Why is Costco worthy of standing the test of time? For one it offers a unique shopping experience all while competing in one of the most competitive landscapes. You can't order bulk sizes of many products it sells online from competitors or at other local stores.  They are one of the largest sellers of organic food.  You have to pay them to even shop at their locations.  Plus a large chunk of their transactions are processed with cash or debit cards which reduces their transaction costs compared to other retailers.  Their online shopping allows members to realize big savings with modern convenience.

Diageo PLC (DEO) - I've been eyeing alcohol stocks lately and I'm pleased with the addition of DEO at this level. The stocks sports a current yield of 3.70%, and has grown an average of 4.80% for the ADR shares the last ten years. Management has stated its committed to raising the dividend mid-single digits as they've hit the outer limits for their payout ratio. So I'm not expecting any 10%+ dividend raises anytime soon. What I like most is the last three years net income profit percentage is over 20%. Basically for every dollar in revenue twenty cents falls right to investors pockets. Not many companies can boast that kind of return.   The stock offers a total yield of 8.68% which is in the range I prefer.

Why would we own this company? The company has a 26% share of the global spirit market and owns some of the worlds premier whisky and scotch brands. The company owns Guinness beer which has only been around since 1759. Also the company took full control over the Don Julio Tequila brand this year. Tequila has been one of the strongest growing spirits the last few years and the company recognizes it's potential.  I have tried many of their products over the years and a couple of their brands are my personal favorites. My hope is the stock will become a personal favorite also!

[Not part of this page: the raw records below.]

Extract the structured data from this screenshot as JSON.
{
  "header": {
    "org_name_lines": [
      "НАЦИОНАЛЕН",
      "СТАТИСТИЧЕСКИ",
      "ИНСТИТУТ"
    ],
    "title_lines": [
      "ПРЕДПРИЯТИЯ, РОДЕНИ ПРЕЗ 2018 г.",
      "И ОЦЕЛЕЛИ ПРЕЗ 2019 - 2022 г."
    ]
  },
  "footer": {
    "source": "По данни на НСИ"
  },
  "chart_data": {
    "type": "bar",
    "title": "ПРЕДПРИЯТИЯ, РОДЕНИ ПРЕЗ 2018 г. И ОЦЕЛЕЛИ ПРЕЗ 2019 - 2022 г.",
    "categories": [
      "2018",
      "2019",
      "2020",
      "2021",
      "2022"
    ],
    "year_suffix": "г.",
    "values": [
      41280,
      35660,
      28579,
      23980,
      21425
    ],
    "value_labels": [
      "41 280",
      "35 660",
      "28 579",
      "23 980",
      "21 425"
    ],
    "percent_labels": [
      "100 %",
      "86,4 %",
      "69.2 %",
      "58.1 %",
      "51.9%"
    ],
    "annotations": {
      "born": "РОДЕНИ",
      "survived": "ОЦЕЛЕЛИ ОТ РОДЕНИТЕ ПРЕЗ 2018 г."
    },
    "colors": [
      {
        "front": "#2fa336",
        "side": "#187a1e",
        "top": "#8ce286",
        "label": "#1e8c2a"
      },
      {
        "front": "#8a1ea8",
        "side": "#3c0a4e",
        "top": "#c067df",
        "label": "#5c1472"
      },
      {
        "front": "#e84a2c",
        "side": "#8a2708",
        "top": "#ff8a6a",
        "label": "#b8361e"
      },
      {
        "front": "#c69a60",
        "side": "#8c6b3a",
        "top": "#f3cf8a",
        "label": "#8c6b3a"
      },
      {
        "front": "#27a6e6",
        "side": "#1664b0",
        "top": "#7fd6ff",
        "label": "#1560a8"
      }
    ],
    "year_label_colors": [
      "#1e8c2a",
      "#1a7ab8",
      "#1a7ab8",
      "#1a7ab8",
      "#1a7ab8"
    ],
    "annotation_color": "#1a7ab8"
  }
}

I'll be on the lookout to make additional buys if the prices drop far enough for either stock. Offer up any comments or thoughts. It's always great to see what others are thinking. Also follow on Twitter at @LngHaulInvestor.

Thursday, December 3, 2015

Market Peculiarities

It's always amazed me how some individual stocks act in regards to the overall market behavior. Even though the market has just corrected and subsequently climbed back towards the highs set over the summer there are some great companies with completely divergent paths.

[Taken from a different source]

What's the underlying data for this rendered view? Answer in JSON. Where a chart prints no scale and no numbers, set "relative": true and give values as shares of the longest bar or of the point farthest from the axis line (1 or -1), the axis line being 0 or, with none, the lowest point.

For example Whole Foods(WFM) and Costco(COST) have completely divergent charts right now despite having one big similarity. They are the nations two largest sellers of organic food. Yet one has been trading near yearly lows while the other is sitting at fresh all time highs. I'm an ardent fan and customer of both companies.

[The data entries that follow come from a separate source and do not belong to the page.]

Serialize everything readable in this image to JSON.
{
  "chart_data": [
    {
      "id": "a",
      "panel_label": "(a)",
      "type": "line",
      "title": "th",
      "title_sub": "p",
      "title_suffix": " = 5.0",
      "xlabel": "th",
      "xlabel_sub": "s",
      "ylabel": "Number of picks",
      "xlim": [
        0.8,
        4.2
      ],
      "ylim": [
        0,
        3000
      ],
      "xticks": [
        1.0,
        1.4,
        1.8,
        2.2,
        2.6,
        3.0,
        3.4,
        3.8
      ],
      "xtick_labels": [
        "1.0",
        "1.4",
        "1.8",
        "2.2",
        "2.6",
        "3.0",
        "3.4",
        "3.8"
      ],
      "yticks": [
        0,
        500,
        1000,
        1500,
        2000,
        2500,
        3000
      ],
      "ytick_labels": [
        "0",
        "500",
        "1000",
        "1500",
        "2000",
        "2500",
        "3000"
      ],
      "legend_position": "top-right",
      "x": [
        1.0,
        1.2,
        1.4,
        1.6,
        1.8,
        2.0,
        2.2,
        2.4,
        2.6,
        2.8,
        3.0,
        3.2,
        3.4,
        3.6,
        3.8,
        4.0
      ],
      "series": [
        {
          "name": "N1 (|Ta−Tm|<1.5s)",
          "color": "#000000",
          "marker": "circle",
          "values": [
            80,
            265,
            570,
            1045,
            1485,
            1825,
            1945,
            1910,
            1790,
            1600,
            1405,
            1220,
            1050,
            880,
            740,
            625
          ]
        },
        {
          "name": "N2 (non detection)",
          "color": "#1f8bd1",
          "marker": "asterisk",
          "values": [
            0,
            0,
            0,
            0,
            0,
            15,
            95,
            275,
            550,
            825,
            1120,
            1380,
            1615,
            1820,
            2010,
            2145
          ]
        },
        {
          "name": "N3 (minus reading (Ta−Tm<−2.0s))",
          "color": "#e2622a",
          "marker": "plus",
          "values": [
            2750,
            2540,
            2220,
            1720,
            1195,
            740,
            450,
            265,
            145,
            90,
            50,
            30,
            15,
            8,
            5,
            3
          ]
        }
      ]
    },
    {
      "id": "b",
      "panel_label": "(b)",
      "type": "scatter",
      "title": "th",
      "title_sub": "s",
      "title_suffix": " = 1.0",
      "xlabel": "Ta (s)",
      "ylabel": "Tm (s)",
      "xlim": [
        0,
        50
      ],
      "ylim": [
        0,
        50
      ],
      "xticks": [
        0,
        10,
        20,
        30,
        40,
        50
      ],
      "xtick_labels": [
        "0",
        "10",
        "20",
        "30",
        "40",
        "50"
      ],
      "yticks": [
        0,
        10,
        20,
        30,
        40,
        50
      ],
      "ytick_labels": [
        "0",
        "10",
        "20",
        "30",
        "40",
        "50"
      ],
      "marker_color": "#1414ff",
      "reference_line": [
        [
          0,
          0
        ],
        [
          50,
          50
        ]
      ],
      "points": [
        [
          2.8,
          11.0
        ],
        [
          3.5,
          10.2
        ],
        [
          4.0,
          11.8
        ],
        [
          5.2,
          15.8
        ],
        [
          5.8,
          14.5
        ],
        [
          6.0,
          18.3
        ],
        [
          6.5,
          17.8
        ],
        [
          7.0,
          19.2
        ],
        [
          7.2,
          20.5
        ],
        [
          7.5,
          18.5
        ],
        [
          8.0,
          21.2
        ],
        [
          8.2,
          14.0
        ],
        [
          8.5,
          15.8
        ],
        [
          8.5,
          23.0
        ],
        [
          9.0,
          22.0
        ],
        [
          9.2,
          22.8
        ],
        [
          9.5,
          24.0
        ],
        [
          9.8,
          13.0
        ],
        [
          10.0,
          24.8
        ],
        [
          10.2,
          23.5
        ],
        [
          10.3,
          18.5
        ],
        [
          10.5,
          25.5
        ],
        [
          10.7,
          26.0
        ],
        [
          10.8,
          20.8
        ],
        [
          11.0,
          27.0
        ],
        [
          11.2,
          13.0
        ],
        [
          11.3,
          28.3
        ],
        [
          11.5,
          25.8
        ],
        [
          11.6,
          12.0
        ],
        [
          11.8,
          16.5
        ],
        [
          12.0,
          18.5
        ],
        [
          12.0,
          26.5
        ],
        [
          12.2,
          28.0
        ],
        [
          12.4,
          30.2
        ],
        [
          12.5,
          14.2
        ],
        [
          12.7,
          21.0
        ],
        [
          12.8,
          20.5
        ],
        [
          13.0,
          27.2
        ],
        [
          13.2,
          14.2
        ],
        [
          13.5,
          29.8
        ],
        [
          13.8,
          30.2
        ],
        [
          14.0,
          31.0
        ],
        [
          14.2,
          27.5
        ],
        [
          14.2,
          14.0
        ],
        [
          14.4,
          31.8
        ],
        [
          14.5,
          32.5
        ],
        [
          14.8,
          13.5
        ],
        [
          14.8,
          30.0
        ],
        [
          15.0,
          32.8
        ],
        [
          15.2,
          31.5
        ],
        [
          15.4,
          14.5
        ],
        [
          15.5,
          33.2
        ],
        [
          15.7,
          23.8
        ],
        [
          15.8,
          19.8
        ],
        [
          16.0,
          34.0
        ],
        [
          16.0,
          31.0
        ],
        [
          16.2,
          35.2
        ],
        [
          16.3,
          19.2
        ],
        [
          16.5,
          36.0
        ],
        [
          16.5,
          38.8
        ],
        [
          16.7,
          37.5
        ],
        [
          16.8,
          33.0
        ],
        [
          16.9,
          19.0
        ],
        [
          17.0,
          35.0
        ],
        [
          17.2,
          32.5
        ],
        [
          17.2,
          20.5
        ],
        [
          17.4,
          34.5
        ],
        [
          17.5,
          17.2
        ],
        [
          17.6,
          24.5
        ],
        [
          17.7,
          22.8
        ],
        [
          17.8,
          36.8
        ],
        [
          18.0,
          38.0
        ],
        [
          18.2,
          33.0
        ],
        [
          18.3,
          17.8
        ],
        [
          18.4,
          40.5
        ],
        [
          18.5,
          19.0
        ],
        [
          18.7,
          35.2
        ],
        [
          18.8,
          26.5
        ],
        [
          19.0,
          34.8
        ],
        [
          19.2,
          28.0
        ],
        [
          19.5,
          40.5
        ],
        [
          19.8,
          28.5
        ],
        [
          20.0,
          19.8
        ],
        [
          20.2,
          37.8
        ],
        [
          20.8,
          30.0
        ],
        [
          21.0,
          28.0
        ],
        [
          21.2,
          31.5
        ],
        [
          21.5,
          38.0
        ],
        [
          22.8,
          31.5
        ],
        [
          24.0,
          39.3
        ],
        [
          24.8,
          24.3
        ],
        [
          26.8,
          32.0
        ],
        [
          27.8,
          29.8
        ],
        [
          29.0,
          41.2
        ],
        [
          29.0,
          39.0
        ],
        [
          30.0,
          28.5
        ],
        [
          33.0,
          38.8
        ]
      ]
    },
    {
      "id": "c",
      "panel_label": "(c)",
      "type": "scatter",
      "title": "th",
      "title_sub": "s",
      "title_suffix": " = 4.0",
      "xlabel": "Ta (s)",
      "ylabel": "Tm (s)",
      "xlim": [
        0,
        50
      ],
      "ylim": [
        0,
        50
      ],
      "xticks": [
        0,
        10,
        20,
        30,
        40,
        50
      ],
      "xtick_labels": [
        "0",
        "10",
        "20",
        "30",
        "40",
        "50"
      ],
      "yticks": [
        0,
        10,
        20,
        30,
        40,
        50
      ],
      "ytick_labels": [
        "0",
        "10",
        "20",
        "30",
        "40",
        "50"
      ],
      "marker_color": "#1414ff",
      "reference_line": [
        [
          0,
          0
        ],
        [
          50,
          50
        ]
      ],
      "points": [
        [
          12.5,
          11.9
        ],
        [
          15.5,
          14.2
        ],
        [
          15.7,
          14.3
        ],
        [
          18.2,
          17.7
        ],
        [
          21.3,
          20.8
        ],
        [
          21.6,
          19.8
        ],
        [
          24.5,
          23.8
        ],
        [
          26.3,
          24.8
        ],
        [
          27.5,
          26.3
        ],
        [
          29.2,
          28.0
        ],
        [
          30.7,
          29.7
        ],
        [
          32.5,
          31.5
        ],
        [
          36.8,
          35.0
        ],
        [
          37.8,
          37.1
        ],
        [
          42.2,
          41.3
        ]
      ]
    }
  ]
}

Or in the payment processing space there is American Express(AXP) and Global Payments(GPN). Both serve the purpose of facilitating financial transaction processing for customers and merchants. While you may never know you're using Global Payments or an American Express network at checkout, you will know when you're using an American Express card.

Sometimes good companies get taken to the woodshed. Which is what provides smart investors a great buying opportunity.  Other times they can become over valued which is what we must be careful of when investing.